La verdadera emancipación

Francisco Arias Solís
Redacción
jueves, 14 de febrero de 2008, 03:32 h (CET)
“¡Yo no me quiero sorda
al clamor de la vida!”


Susana March.

Cuando Simone de Beauvoir, de quien en este año conmemoramos el centenario de su nacimiento, se pregunta: “¿es suficiente cambiar las leyes, las instituciones, las costumbres, la opinión pública y toda la estructura social para que las mujeres y hombres se conviertan realmente en semejantes?”, ella misma tiene que contestar que no es suficiente, y, sin embargo, no encuentra salida al problema de la desigualdad: “no debe creerse que basta modificar su condición para transformarla, aunque ese hecho ha sido y sigue siendo el factor primordial de su evolución. Pero en tanto ese factor no entrañe asimismo consecuencias morales, sociales, culturales, etc., que anuncia y exige, la mujer nueva no podrá aparecer”.

Efectivamente la mujer nueva no aparecerá mientras sea un producto cultural con un valor de uso y cambio de una sociedad que está fundamentada sobre la posesión.
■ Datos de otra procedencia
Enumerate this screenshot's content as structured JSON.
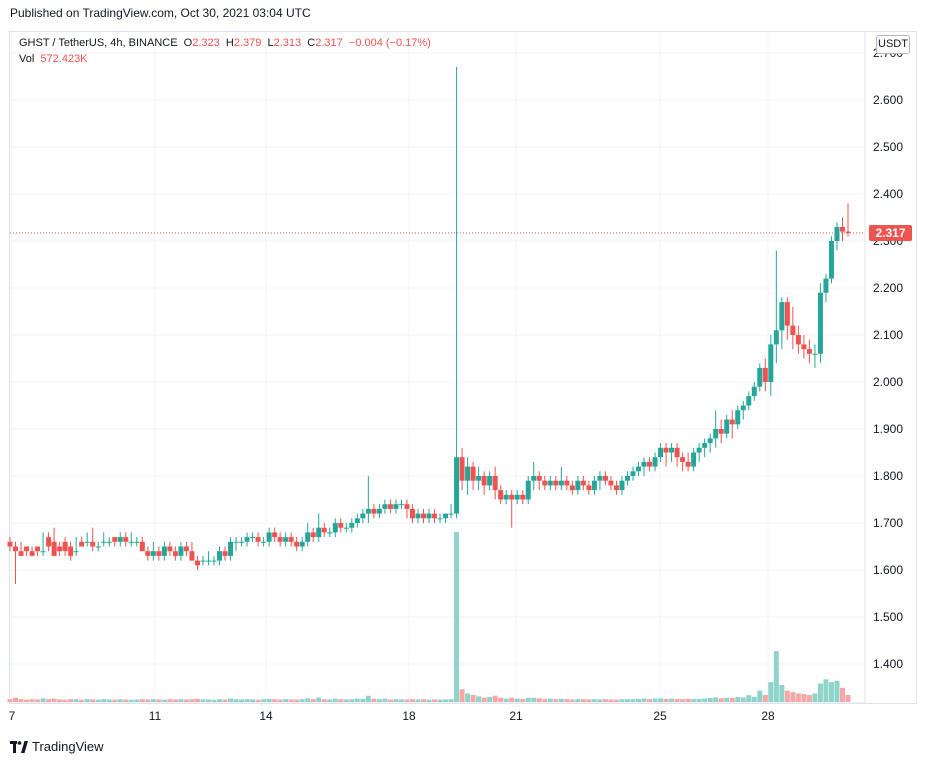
{
  "header": {
    "published": "Published on TradingView.com, Oct 30, 2021 03:04 UTC"
  },
  "legend": {
    "symbol": "GHST / TetherUS, 4h, BINANCE",
    "open_label": "O",
    "open": "2.323",
    "high_label": "H",
    "high": "2.379",
    "low_label": "L",
    "low": "2.313",
    "close_label": "C",
    "close": "2.317",
    "change": "−0.004 (−0.17%)",
    "vol_label": "Vol",
    "vol": "572.423K"
  },
  "currency": "USDT",
  "last_price": "2.317",
  "footer": {
    "brand": "TradingView"
  },
  "colors": {
    "up": "#26a69a",
    "down": "#ef5350",
    "up_vol": "#8fd3cb",
    "down_vol": "#f5a8a6",
    "grid": "#f0f3fa"
  },
  "chart_data": {
    "type": "candlestick",
    "y_ticks": [
      "1.400",
      "1.500",
      "1.600",
      "1.700",
      "1.800",
      "1.900",
      "2.000",
      "2.100",
      "2.200",
      "2.300",
      "2.400",
      "2.500",
      "2.600",
      "2.700"
    ],
    "x_ticks": [
      "7",
      "11",
      "14",
      "18",
      "21",
      "25",
      "28"
    ],
    "ylim": [
      1.32,
      2.7
    ],
    "candles": [
      [
        1.66,
        1.67,
        1.65,
        1.64
      ],
      [
        1.65,
        1.66,
        1.64,
        1.57
      ],
      [
        1.64,
        1.66,
        1.63,
        1.63
      ],
      [
        1.65,
        1.65,
        1.64,
        1.63
      ],
      [
        1.64,
        1.65,
        1.63,
        1.63
      ],
      [
        1.65,
        1.65,
        1.64,
        1.63
      ],
      [
        1.64,
        1.68,
        1.64,
        1.63
      ],
      [
        1.67,
        1.68,
        1.65,
        1.64
      ],
      [
        1.66,
        1.69,
        1.63,
        1.63
      ],
      [
        1.65,
        1.66,
        1.64,
        1.63
      ],
      [
        1.66,
        1.67,
        1.64,
        1.63
      ],
      [
        1.65,
        1.66,
        1.63,
        1.62
      ],
      [
        1.64,
        1.67,
        1.64,
        1.63
      ],
      [
        1.66,
        1.67,
        1.65,
        1.65
      ],
      [
        1.66,
        1.68,
        1.66,
        1.65
      ],
      [
        1.66,
        1.69,
        1.65,
        1.64
      ],
      [
        1.65,
        1.66,
        1.65,
        1.64
      ],
      [
        1.66,
        1.68,
        1.66,
        1.65
      ],
      [
        1.66,
        1.67,
        1.66,
        1.65
      ],
      [
        1.67,
        1.67,
        1.66,
        1.65
      ],
      [
        1.66,
        1.68,
        1.67,
        1.65
      ],
      [
        1.67,
        1.68,
        1.66,
        1.65
      ],
      [
        1.66,
        1.68,
        1.66,
        1.65
      ],
      [
        1.66,
        1.67,
        1.66,
        1.65
      ],
      [
        1.66,
        1.67,
        1.64,
        1.64
      ],
      [
        1.64,
        1.65,
        1.63,
        1.62
      ],
      [
        1.63,
        1.66,
        1.64,
        1.62
      ],
      [
        1.64,
        1.65,
        1.63,
        1.62
      ],
      [
        1.63,
        1.66,
        1.65,
        1.62
      ],
      [
        1.65,
        1.66,
        1.64,
        1.63
      ],
      [
        1.64,
        1.65,
        1.63,
        1.62
      ],
      [
        1.63,
        1.66,
        1.65,
        1.62
      ],
      [
        1.65,
        1.66,
        1.64,
        1.63
      ],
      [
        1.64,
        1.66,
        1.62,
        1.62
      ],
      [
        1.62,
        1.63,
        1.61,
        1.6
      ],
      [
        1.62,
        1.63,
        1.62,
        1.61
      ],
      [
        1.62,
        1.64,
        1.62,
        1.61
      ],
      [
        1.62,
        1.63,
        1.62,
        1.61
      ],
      [
        1.62,
        1.65,
        1.64,
        1.61
      ],
      [
        1.64,
        1.65,
        1.63,
        1.62
      ],
      [
        1.63,
        1.67,
        1.66,
        1.62
      ],
      [
        1.66,
        1.67,
        1.66,
        1.64
      ],
      [
        1.66,
        1.67,
        1.66,
        1.65
      ],
      [
        1.66,
        1.68,
        1.67,
        1.65
      ],
      [
        1.67,
        1.68,
        1.67,
        1.66
      ],
      [
        1.67,
        1.68,
        1.66,
        1.65
      ],
      [
        1.66,
        1.67,
        1.66,
        1.65
      ],
      [
        1.66,
        1.69,
        1.68,
        1.65
      ],
      [
        1.68,
        1.69,
        1.67,
        1.66
      ],
      [
        1.67,
        1.68,
        1.66,
        1.65
      ],
      [
        1.66,
        1.68,
        1.67,
        1.65
      ],
      [
        1.67,
        1.68,
        1.66,
        1.65
      ],
      [
        1.66,
        1.67,
        1.65,
        1.64
      ],
      [
        1.65,
        1.67,
        1.66,
        1.64
      ],
      [
        1.66,
        1.7,
        1.68,
        1.65
      ],
      [
        1.68,
        1.69,
        1.67,
        1.66
      ],
      [
        1.67,
        1.72,
        1.69,
        1.66
      ],
      [
        1.69,
        1.7,
        1.68,
        1.67
      ],
      [
        1.68,
        1.69,
        1.68,
        1.67
      ],
      [
        1.68,
        1.71,
        1.7,
        1.67
      ],
      [
        1.7,
        1.71,
        1.69,
        1.68
      ],
      [
        1.69,
        1.7,
        1.69,
        1.68
      ],
      [
        1.69,
        1.71,
        1.7,
        1.68
      ],
      [
        1.7,
        1.72,
        1.71,
        1.69
      ],
      [
        1.71,
        1.73,
        1.72,
        1.7
      ],
      [
        1.72,
        1.8,
        1.73,
        1.7
      ],
      [
        1.73,
        1.74,
        1.72,
        1.71
      ],
      [
        1.72,
        1.74,
        1.73,
        1.71
      ],
      [
        1.73,
        1.75,
        1.74,
        1.72
      ],
      [
        1.74,
        1.75,
        1.73,
        1.72
      ],
      [
        1.73,
        1.75,
        1.74,
        1.72
      ],
      [
        1.74,
        1.75,
        1.74,
        1.73
      ],
      [
        1.74,
        1.75,
        1.73,
        1.71
      ],
      [
        1.73,
        1.74,
        1.71,
        1.7
      ],
      [
        1.71,
        1.73,
        1.72,
        1.7
      ],
      [
        1.72,
        1.73,
        1.71,
        1.7
      ],
      [
        1.71,
        1.73,
        1.72,
        1.7
      ],
      [
        1.72,
        1.73,
        1.71,
        1.7
      ],
      [
        1.71,
        1.72,
        1.71,
        1.7
      ],
      [
        1.71,
        1.72,
        1.72,
        1.7
      ],
      [
        1.72,
        1.74,
        1.72,
        1.71
      ],
      [
        1.72,
        2.67,
        1.84,
        1.71
      ],
      [
        1.84,
        1.86,
        1.79,
        1.77
      ],
      [
        1.79,
        1.84,
        1.82,
        1.76
      ],
      [
        1.82,
        1.83,
        1.79,
        1.77
      ],
      [
        1.79,
        1.82,
        1.8,
        1.77
      ],
      [
        1.8,
        1.81,
        1.78,
        1.76
      ],
      [
        1.78,
        1.81,
        1.8,
        1.77
      ],
      [
        1.8,
        1.82,
        1.77,
        1.75
      ],
      [
        1.77,
        1.78,
        1.75,
        1.74
      ],
      [
        1.75,
        1.77,
        1.76,
        1.74
      ],
      [
        1.76,
        1.77,
        1.75,
        1.69
      ],
      [
        1.75,
        1.77,
        1.76,
        1.74
      ],
      [
        1.76,
        1.77,
        1.75,
        1.74
      ],
      [
        1.75,
        1.8,
        1.79,
        1.74
      ],
      [
        1.79,
        1.83,
        1.8,
        1.77
      ],
      [
        1.8,
        1.81,
        1.79,
        1.77
      ],
      [
        1.79,
        1.8,
        1.78,
        1.77
      ],
      [
        1.78,
        1.8,
        1.79,
        1.77
      ],
      [
        1.79,
        1.8,
        1.78,
        1.77
      ],
      [
        1.78,
        1.82,
        1.79,
        1.77
      ],
      [
        1.79,
        1.8,
        1.78,
        1.77
      ],
      [
        1.78,
        1.79,
        1.77,
        1.76
      ],
      [
        1.77,
        1.8,
        1.79,
        1.76
      ],
      [
        1.79,
        1.8,
        1.78,
        1.77
      ],
      [
        1.78,
        1.79,
        1.77,
        1.76
      ],
      [
        1.77,
        1.8,
        1.79,
        1.76
      ],
      [
        1.79,
        1.81,
        1.8,
        1.77
      ],
      [
        1.8,
        1.81,
        1.79,
        1.78
      ],
      [
        1.79,
        1.8,
        1.78,
        1.77
      ],
      [
        1.78,
        1.79,
        1.77,
        1.76
      ],
      [
        1.77,
        1.8,
        1.79,
        1.76
      ],
      [
        1.79,
        1.81,
        1.8,
        1.78
      ],
      [
        1.8,
        1.82,
        1.81,
        1.79
      ],
      [
        1.81,
        1.83,
        1.82,
        1.8
      ],
      [
        1.82,
        1.84,
        1.83,
        1.8
      ],
      [
        1.83,
        1.84,
        1.82,
        1.81
      ],
      [
        1.82,
        1.85,
        1.84,
        1.81
      ],
      [
        1.84,
        1.87,
        1.86,
        1.83
      ],
      [
        1.86,
        1.87,
        1.85,
        1.82
      ],
      [
        1.85,
        1.87,
        1.86,
        1.83
      ],
      [
        1.86,
        1.87,
        1.84,
        1.82
      ],
      [
        1.84,
        1.85,
        1.83,
        1.81
      ],
      [
        1.83,
        1.85,
        1.82,
        1.81
      ],
      [
        1.82,
        1.86,
        1.85,
        1.81
      ],
      [
        1.85,
        1.87,
        1.86,
        1.83
      ],
      [
        1.86,
        1.88,
        1.87,
        1.84
      ],
      [
        1.87,
        1.89,
        1.88,
        1.85
      ],
      [
        1.88,
        1.94,
        1.9,
        1.86
      ],
      [
        1.9,
        1.92,
        1.89,
        1.87
      ],
      [
        1.89,
        1.93,
        1.92,
        1.88
      ],
      [
        1.92,
        1.94,
        1.91,
        1.88
      ],
      [
        1.91,
        1.95,
        1.94,
        1.9
      ],
      [
        1.94,
        1.96,
        1.95,
        1.92
      ],
      [
        1.95,
        1.98,
        1.97,
        1.94
      ],
      [
        1.97,
        2.0,
        1.99,
        1.96
      ],
      [
        1.99,
        2.04,
        2.03,
        1.98
      ],
      [
        2.03,
        2.05,
        2.0,
        1.98
      ],
      [
        2.0,
        2.1,
        2.08,
        1.97
      ],
      [
        2.08,
        2.28,
        2.11,
        2.04
      ],
      [
        2.11,
        2.18,
        2.17,
        2.07
      ],
      [
        2.17,
        2.18,
        2.12,
        2.09
      ],
      [
        2.12,
        2.16,
        2.1,
        2.07
      ],
      [
        2.1,
        2.12,
        2.08,
        2.06
      ],
      [
        2.08,
        2.1,
        2.07,
        2.05
      ],
      [
        2.07,
        2.09,
        2.06,
        2.04
      ],
      [
        2.06,
        2.08,
        2.06,
        2.03
      ],
      [
        2.06,
        2.21,
        2.19,
        2.04
      ],
      [
        2.19,
        2.23,
        2.22,
        2.17
      ],
      [
        2.22,
        2.31,
        2.3,
        2.21
      ],
      [
        2.3,
        2.34,
        2.33,
        2.28
      ],
      [
        2.33,
        2.35,
        2.32,
        2.3
      ],
      [
        2.32,
        2.38,
        2.317,
        2.31
      ]
    ],
    "volumes": [
      1.0,
      1.5,
      1.0,
      0.8,
      1.0,
      0.9,
      1.3,
      1.0,
      1.2,
      0.9,
      0.8,
      1.0,
      1.0,
      0.8,
      1.0,
      0.9,
      0.8,
      1.0,
      0.9,
      0.8,
      1.0,
      0.9,
      0.8,
      0.9,
      1.0,
      0.9,
      1.0,
      0.9,
      0.8,
      1.0,
      0.9,
      1.0,
      0.9,
      1.0,
      1.1,
      0.9,
      0.9,
      0.8,
      1.0,
      0.9,
      1.2,
      1.0,
      0.9,
      1.0,
      0.9,
      0.8,
      1.0,
      1.1,
      1.0,
      0.9,
      1.0,
      0.9,
      0.8,
      1.0,
      1.3,
      1.0,
      1.6,
      1.0,
      0.9,
      1.2,
      1.0,
      0.9,
      1.0,
      1.2,
      1.1,
      2.2,
      1.1,
      1.0,
      1.2,
      0.9,
      1.0,
      0.9,
      0.9,
      1.0,
      0.9,
      1.0,
      0.8,
      0.9,
      0.8,
      0.9,
      1.0,
      60.0,
      4.5,
      3.0,
      2.5,
      2.0,
      1.5,
      1.8,
      2.2,
      1.5,
      1.2,
      1.5,
      1.2,
      1.0,
      1.5,
      1.5,
      1.3,
      1.0,
      1.2,
      1.0,
      1.1,
      1.0,
      0.9,
      1.0,
      1.0,
      0.9,
      1.0,
      0.9,
      1.0,
      0.9,
      0.8,
      1.0,
      1.0,
      1.0,
      1.1,
      1.2,
      1.0,
      1.2,
      1.3,
      1.1,
      1.2,
      1.1,
      1.0,
      1.1,
      1.0,
      1.1,
      1.2,
      1.4,
      1.6,
      1.3,
      1.5,
      1.4,
      1.8,
      1.6,
      2.4,
      1.8,
      4.0,
      2.5,
      7.0,
      18.0,
      6.0,
      4.0,
      3.5,
      3.0,
      2.8,
      2.5,
      3.0,
      6.5,
      8.0,
      7.0,
      7.5,
      5.0,
      2.5
    ]
  }
}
Esta sociedad, que es la del individualismo posesivo, podrá evolucionar y de hecho así ha sucedido durante los últimos cien años, hacia fórmulas más libres en los campos de la moral o de las costumbres sociales, hacia el reconocimiento de los más variados derechos en el terreno político, etc., pero todo eso es insuficiente para resolver el problema de la desigualdad.

Seguirán existiendo mujeres abandonadas y solitarias, como aquellas de las que decía Beauvoir que no eran nada y que no tenían nada: “Si se le pregunta; ¿cómo vivía usted antes?, ni de eso se acuerda. Cuando una mujer -añade Beauvoir- se ha consagrado diez o veinte años a un hombre en cuerpo y alma, y cuando éste se ha mantenido firmemente erguido sobre el pedestal que ella le ha alzado, su abandono es una catástrofe fulminante. “¿Qué puedo hacer -preguntaba una mujer de cuarenta años-, qué puedo hacer si mi marido ya no me ama? Se vestía, se peinaba y pintaba con minuciosidad. Pero su rostro endurecido, deshecho, ya no podía suscitar un amor nuevo. ¿Podía ella misma amar a otro después de veinte años pasados a la sombra de un hombre?”

No cabe duda que ni incluso en un sistema de libertad ideal, un arreglo de las condiciones políticas, económicas o sociales, solucionaría el triste destino que tiene la mujer. Será necesario, pues, reclamar como primer paso del devenir que esperamos, no tanto una igualdad legal ni social como una igualdad ontológica entre el hombre y la mujer. Este puede ser un principio verdaderamente revolucionario. La igualdad ontológica sentaría las bases de otras igualdades y ridiculizará muchas de las que hoy se conocen como ventajas femeninas, tales como, la reserva de puestos en un porcentaje determinado en las listas que confeccionan los partidos políticos.

La verdadera emancipación sólo conoce un camino: apropiarse rigurosamente de todas las formas del saber y desarrollar con rigor una ontología sobre lo que significa ser mujer. No en vano dijo la poeta: “Me di cuenta de repente / que para ti el verbo ser / no tiene tiempo presente”.